任務:爬取你有哪些讓你一秒變開心的表情包回答下的表情包
網頁爬取
這兒主要的知識點是Ajax加載的問題,簡單來說就是瀏覽網頁的時候,會有下滑查看更多的選項,知乎的回答就屬於這種。
先打開Chrome輸入網址,按下F12,打開開發者工具。選Network一項,在Network下面選XHR(xhr格式的爲Ajax請求),不斷下滑網頁,直到抓到以answer?開頭的包。
我們來分析一下這個包,點擊Headers
可以看到這是個requests請求,他base_url = “https://www.zhihu.com/api/v4/questions/302378021/answers?”,後面跟着include、limit等幾個參數。這部分的參數可以在Query String Parameters欄目中找到。
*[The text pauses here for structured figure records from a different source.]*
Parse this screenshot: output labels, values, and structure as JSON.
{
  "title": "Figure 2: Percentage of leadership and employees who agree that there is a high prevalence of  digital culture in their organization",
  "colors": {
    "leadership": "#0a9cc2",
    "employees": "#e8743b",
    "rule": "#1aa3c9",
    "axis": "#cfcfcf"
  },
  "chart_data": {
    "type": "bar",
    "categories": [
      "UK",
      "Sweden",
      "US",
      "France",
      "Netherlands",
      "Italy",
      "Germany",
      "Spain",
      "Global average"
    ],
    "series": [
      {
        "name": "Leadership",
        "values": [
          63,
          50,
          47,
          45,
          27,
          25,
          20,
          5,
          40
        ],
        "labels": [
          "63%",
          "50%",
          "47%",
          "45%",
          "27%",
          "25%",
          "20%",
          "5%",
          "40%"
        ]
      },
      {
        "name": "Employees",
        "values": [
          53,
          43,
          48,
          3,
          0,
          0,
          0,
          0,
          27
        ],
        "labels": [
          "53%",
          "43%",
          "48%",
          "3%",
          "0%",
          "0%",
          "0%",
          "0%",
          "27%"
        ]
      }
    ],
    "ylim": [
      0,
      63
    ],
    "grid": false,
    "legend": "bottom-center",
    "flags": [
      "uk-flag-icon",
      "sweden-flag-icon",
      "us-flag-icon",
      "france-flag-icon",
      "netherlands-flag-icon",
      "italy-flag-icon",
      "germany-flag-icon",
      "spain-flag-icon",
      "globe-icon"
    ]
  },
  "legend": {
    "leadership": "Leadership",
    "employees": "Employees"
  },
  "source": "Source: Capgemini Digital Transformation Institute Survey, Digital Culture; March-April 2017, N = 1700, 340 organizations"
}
現在可以寫一下網頁請求的代碼,headers中老規矩設置一下自己referer和user-agent,可以複製Request Headers欄目中的。
import requests
from urllib.parse import urlencode
def get_page(offset):
params = {
'include' : "data[*].is_normal,admin_closed_comment,reward_info,is_collapsed,annotation_action,annotation_detail,collapse_reason,is_sticky,collapsed_by,suggest_edit,comment_count,can_comment,content,editable_content,voteup_count,reshipment_settings,comment_permission,created_time,updated_time,review_info,relevant_info,question,excerpt,relationship.is_authorized,is_author,voting,is_thanked,is_nothelp,is_labeled,is_recognized,paid_info,paid_info_content;data[*].mark_infos[*].url;data[*].author.follower_count,badge[*].topics",
'limit' : 5,
'offset' : offset,
'platform': 'desktop',
'sort_by': 'default',
}
base_url = "https://www.zhihu.com/api/v4/questions/302378021/answers?"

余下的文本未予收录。